Enterprises often require custom models to tailor the language processing capabilities to their specific use cases and domain knowledge. NVIDIA NeMo is an end-to-end framework that allows building, customizing, and deploying generative AI models anywhere. When selecting a customization technique for a large language model (LLM), trade-offs need to be considered between dataset size requirements, training effort, and downstream task accuracy requirements. Here are some techniques:

  1. Parameter-efficient fine-tuning (PEFT): This technique involves introducing a small number of parameters or layers to an existing LLM architecture and training it with use-case-specific data. PEFT provides higher accuracy than prompt engineering and prompt learning but requires more training data and compute resources.

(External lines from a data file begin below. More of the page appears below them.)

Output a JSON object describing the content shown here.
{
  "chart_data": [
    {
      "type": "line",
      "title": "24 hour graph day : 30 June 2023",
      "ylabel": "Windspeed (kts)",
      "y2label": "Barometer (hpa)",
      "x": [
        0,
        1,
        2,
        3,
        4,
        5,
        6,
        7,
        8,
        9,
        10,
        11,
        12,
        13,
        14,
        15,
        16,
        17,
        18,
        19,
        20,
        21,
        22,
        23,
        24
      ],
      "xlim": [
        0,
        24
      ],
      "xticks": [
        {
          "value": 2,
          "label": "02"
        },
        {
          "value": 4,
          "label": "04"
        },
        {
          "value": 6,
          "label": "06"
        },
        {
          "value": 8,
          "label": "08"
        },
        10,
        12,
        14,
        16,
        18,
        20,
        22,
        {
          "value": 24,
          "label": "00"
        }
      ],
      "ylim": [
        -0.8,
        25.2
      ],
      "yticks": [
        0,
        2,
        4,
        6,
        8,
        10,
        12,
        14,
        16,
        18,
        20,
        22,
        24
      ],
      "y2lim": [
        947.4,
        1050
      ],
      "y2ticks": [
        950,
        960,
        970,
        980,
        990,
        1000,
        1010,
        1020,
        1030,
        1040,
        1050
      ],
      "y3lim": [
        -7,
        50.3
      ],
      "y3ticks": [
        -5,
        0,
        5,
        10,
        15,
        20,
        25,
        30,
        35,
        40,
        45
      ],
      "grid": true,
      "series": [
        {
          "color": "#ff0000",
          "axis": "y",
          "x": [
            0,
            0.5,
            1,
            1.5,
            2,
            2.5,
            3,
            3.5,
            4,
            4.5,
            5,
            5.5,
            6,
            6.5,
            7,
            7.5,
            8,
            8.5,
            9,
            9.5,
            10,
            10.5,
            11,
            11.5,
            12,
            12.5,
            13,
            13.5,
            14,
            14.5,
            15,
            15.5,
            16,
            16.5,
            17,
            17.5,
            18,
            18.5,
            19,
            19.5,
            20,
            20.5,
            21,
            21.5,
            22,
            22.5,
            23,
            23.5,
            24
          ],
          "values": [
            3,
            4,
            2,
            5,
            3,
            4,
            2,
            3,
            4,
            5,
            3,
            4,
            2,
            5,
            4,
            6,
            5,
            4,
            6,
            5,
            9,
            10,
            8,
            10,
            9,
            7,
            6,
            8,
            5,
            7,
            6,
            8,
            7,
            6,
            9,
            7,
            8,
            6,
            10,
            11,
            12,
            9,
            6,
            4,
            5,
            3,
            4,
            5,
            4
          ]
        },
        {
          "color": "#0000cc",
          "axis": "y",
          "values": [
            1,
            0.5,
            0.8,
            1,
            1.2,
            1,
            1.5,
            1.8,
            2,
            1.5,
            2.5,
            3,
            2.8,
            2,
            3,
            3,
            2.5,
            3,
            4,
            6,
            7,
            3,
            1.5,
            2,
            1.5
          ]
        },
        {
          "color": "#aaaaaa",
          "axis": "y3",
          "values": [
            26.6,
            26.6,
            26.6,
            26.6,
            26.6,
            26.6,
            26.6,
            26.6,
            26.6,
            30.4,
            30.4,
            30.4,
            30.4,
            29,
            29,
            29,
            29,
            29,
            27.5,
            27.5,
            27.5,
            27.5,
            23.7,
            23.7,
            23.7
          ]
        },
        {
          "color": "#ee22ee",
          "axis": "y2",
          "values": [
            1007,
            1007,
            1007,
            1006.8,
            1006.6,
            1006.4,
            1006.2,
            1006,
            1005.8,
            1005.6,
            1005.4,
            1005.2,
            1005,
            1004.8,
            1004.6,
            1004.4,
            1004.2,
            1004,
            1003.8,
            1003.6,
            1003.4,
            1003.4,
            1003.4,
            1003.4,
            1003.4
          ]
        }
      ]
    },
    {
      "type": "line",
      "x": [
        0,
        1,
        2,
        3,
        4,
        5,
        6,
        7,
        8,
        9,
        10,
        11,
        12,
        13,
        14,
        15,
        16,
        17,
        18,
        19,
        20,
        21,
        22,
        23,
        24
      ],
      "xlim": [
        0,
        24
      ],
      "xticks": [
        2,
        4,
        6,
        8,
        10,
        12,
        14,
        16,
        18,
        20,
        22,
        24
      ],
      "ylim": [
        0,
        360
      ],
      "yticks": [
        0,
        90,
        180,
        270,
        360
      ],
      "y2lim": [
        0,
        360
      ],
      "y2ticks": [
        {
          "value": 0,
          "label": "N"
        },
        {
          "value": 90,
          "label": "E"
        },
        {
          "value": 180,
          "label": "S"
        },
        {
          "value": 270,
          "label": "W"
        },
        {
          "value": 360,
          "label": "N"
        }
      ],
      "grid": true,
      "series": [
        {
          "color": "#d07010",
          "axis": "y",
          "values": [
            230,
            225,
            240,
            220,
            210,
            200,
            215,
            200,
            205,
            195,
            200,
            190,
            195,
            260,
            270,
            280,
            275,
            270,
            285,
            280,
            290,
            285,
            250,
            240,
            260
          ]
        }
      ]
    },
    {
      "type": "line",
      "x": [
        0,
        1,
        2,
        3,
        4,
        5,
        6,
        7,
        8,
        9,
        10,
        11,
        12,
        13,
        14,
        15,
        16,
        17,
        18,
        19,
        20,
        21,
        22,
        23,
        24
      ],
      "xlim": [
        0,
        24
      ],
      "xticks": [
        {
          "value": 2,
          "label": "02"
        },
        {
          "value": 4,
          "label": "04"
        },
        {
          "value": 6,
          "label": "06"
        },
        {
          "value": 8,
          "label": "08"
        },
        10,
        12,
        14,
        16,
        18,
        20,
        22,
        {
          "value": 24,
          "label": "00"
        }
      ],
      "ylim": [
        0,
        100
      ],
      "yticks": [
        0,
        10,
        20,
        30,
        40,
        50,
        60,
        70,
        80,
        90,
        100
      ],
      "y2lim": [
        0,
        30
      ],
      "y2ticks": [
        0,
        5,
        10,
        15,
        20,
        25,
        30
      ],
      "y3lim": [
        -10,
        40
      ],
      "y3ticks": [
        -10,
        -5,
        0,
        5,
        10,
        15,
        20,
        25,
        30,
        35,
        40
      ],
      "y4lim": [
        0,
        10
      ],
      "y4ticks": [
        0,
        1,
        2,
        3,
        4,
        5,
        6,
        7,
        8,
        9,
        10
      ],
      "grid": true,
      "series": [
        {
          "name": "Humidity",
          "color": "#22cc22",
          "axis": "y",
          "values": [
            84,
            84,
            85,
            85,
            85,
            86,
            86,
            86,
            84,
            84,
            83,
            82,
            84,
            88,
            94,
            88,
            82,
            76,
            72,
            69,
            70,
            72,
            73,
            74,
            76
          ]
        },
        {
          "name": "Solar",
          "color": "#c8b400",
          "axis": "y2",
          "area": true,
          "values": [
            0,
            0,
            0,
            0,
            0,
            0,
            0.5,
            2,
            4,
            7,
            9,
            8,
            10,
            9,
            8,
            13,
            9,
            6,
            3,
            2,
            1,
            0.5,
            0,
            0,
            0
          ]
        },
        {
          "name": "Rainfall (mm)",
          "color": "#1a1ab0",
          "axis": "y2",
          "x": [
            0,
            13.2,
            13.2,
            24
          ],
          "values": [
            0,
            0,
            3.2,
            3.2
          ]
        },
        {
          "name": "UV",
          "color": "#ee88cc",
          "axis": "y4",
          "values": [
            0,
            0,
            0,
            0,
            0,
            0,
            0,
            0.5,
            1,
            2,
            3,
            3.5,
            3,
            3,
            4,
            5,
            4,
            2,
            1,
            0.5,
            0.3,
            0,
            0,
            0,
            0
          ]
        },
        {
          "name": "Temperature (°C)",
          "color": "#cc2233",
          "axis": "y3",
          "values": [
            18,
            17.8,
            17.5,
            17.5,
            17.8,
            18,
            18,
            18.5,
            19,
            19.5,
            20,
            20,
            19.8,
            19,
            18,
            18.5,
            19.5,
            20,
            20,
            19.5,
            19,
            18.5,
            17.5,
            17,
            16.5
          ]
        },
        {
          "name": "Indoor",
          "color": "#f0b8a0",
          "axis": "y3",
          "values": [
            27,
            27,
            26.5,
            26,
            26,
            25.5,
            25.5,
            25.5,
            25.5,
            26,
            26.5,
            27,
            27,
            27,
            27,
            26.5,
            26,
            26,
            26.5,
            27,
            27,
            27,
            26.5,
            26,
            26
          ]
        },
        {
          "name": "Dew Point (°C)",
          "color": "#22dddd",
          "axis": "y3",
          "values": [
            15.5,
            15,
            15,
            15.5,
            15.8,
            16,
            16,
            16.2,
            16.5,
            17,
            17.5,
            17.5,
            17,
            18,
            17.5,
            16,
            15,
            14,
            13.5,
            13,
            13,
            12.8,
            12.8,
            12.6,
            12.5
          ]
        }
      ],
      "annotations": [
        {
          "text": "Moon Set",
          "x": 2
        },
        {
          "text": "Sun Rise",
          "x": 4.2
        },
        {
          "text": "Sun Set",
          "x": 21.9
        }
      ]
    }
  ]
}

  2. Few-shot prompting: This technique requires adding a few sample prompts and completion pairs to the prompt of the LLM. By doing this, the LLM learns how to generate responses for new, unseen prompts. Few-shot prompting is an efficient way to customize the LLM without extensive training.

  3. Chain-of-thought reasoning: Similar to how humans decompose larger problems into smaller ones, chain-of-thought reasoning is a prompt engineering technique that helps LLMs improve their performance on multi-step tasks. The system prompt serves as input to the LLM, guiding its response generation.

  4. Prompt learning: Prompt learning is a customization method that allows using pretrained LLMs on various downstream tasks without tuning the model's full set of parameters. Instead, virtual prompt embeddings are optimized using gradient descent. This technique is efficient and adaptable.

  5. Prompt tuning: Using pretrained LLMs, prompt tuning initializes soft prompt embeddings as a 2D matrix. The tasks do not share any parameters during training or inference. After prompt tuning is complete, the prompt-tuned virtual tokens are moved to the prompt-tuned and p-tuned soft prompts. This technique reduces the number of trainable parameters and ensures strong performance on downstream tasks.

  6. Adapter Learning: Adapter Learning introduces small feed-forward layers between the layers of the core transformer architecture. This technique allows for easy customization of the LLM without compromising its overall performance.

By considering these customization techniques, enterprises can select the most suitable approach for their specific needs and strike a balance between data requirements, training effort, and downstream task accuracy.